Help! Some problem with "kron"

Hello! I’m trying to solve the conic optimization problem with Mosek. My code and the output is below. The matrix variable W is a set of complex matrixes. No matter how I change the parameters and units, the result is too small, and W is a real matrix. The problem seems to be with Q(:,:,k) = kron(W(:,:,k)',V); because when I remove the kron operation, the result is normal. (V is a constant matrix.) Do you have any suggestions for me?
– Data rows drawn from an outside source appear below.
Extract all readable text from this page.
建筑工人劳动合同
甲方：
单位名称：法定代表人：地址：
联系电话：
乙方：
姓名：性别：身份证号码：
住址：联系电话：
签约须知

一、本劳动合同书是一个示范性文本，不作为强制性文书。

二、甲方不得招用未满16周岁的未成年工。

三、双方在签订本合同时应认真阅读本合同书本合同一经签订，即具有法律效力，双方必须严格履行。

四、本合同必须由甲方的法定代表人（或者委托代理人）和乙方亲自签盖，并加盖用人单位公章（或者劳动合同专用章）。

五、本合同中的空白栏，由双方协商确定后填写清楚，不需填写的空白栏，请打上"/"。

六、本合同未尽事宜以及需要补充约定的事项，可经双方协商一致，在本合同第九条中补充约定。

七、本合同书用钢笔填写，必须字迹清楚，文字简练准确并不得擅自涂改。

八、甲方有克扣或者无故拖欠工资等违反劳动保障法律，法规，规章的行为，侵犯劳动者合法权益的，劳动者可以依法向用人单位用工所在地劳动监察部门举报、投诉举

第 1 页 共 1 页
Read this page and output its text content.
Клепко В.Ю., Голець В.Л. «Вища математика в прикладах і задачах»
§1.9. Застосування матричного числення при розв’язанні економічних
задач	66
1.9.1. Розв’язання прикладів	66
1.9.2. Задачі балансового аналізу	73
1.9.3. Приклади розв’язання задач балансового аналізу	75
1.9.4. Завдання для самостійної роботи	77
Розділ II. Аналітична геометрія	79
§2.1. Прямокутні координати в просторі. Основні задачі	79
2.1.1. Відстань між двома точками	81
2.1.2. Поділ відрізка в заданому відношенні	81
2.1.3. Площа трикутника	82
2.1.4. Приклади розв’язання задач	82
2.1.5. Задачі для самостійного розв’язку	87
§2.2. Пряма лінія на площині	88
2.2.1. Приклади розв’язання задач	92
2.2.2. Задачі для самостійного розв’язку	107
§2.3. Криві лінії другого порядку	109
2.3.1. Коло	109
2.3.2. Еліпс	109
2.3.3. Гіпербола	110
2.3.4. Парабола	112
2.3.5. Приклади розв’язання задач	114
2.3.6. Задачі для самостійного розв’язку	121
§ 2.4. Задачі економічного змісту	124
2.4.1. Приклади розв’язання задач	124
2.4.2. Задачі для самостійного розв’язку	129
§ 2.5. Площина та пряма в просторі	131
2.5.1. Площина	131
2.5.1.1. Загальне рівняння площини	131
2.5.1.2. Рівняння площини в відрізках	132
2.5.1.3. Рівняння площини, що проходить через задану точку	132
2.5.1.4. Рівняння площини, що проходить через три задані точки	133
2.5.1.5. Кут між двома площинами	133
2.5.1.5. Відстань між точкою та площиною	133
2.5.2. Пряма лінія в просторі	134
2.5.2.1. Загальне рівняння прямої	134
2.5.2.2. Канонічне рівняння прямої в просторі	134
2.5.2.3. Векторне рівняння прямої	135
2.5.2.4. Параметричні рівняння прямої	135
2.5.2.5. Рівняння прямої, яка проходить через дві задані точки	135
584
Thank you so much!

max_iteration = 10;

lamda = ones(param.K,param.K);
tau = zeros(param.K,1);
rho = log(1/param.pout);

for ite = 1:max_iteration
cvx_solver mosek_2
cvx_begin
variable W(param.Nt,param.Nt,param.K) complex
variable delta(param.K,1) nonnegative
variable omega(param.K,param.K) nonnegative
variable t(param.K,1) nonnegative
variable miu(param.K,1)
variable upsilon(param.K,1) nonnegative

    expression Q(param.Nt*(param.N+1),param.Nt*(param.N+1),param.K)
    expression R(param.Nt*(param.N+1),1)
    expression c(param.K,1)

    maximize (sum(delta))

    subject to
        % semidefinite
        for k = 1:param.K
            W(:,:,k) == hermitian_semidefinite(param.Nt);
        end

        % power
        real(trace(sum(W,3))) <= param.Pmax;
        
        % secrecy rate
        for k = 1:param.K
            1+omega(k,k)-tau(k)*(1+t(k)) >= delta(k);
        end

        % SOP
        for k = 1:param.K
            Q(:,:,k) = kron(W(:,:,k)',V);
            R(:,k) = Q(:,:,k)*vec(param.Ge_hat);
            c(k) = t(k)*param.Pnoise-real(vec(param.Ge_hat)'*R(:,k));
            real(trace(Q(:,:,k)))+sqrt(2*rho)*miu(k)+rho*upsilon(k)-c(k) <= 0;
            real(norm([vec(Q(:,:,k));sqrt(2)*R(:,k)])) <= miu(k);
            upsilon(k)*eye(param.Nt*(param.N+1))-Q(:,:,k) == semidefinite(param.Nt*(param.N+1));
        end

        % NOMA SR
        for k = 1:param.K
            for j = k:param.K
                x = omega(j,k);
                y = real(trace(sum(W(:,:,k+1:end),3)*param.Gc(:,:,j)'*V*param.Gc(:,:,j)))+param.Pnoise;
                pow_p(lamda(j,k)*x,2)+pow_p(y/lamda(j,k),2) <= 2*real(trace(W(:,:,k)*param.Gc(:,:,j)'*V*param.Gc(:,:,j)));
                omega(j,k) >= omega(k,k);
            end
        end

        % NOMA power
        for k = 1:param.K
            for i = 1:param.K
                for j = i+1:param.K
                    real(trace(W(:,:,i)*param.Gc(:,:,k)'*V*param.Gc(:,:,k))) >= real(trace(W(:,:,j)*param.Gc(:,:,k)'*V*param.Gc(:,:,k)));
                end
            end
        end
cvx_end

% update param
if contains(cvx_status,'Solved')
    for k = 1:param.K
        tau(k) = (1+omega(k,k))/(1+t(k));
        for j = k:param.K
            x = omega(j,k);
            y = real(trace(sum(W(:,:,k+1:end),3)*param.Gc(:,:,j)'*V*param.Gc(:,:,j)))+param.Pnoise;
            if x == 0
                lamda(j,k) = lamda(j,k);
            else
                lamda(j,k) = sqrt(y/x);
            end
        end
    end
end   

end




This is the result of W
M2LF%{RG@5C5{T7Z7{W0UV

I have no comment about kron, but you are welcome to dump the task file of that problem (instructions in 1 Technical Issues — MOSEK FAQ 10.1.28) and send to Mosek support. I find that solution summary very intriguing, as you can see there is something numerically very nasty going on with the matrix variable value (barvar: 2e+53). Another thing is that your dual solution seems to have very large norm, which means your primal CVX solution is expected to be huge and that is not good from a modeling point of view.

Thank you for your reply! I’ll try for that and maybe I need to make more adjustment to my model scale.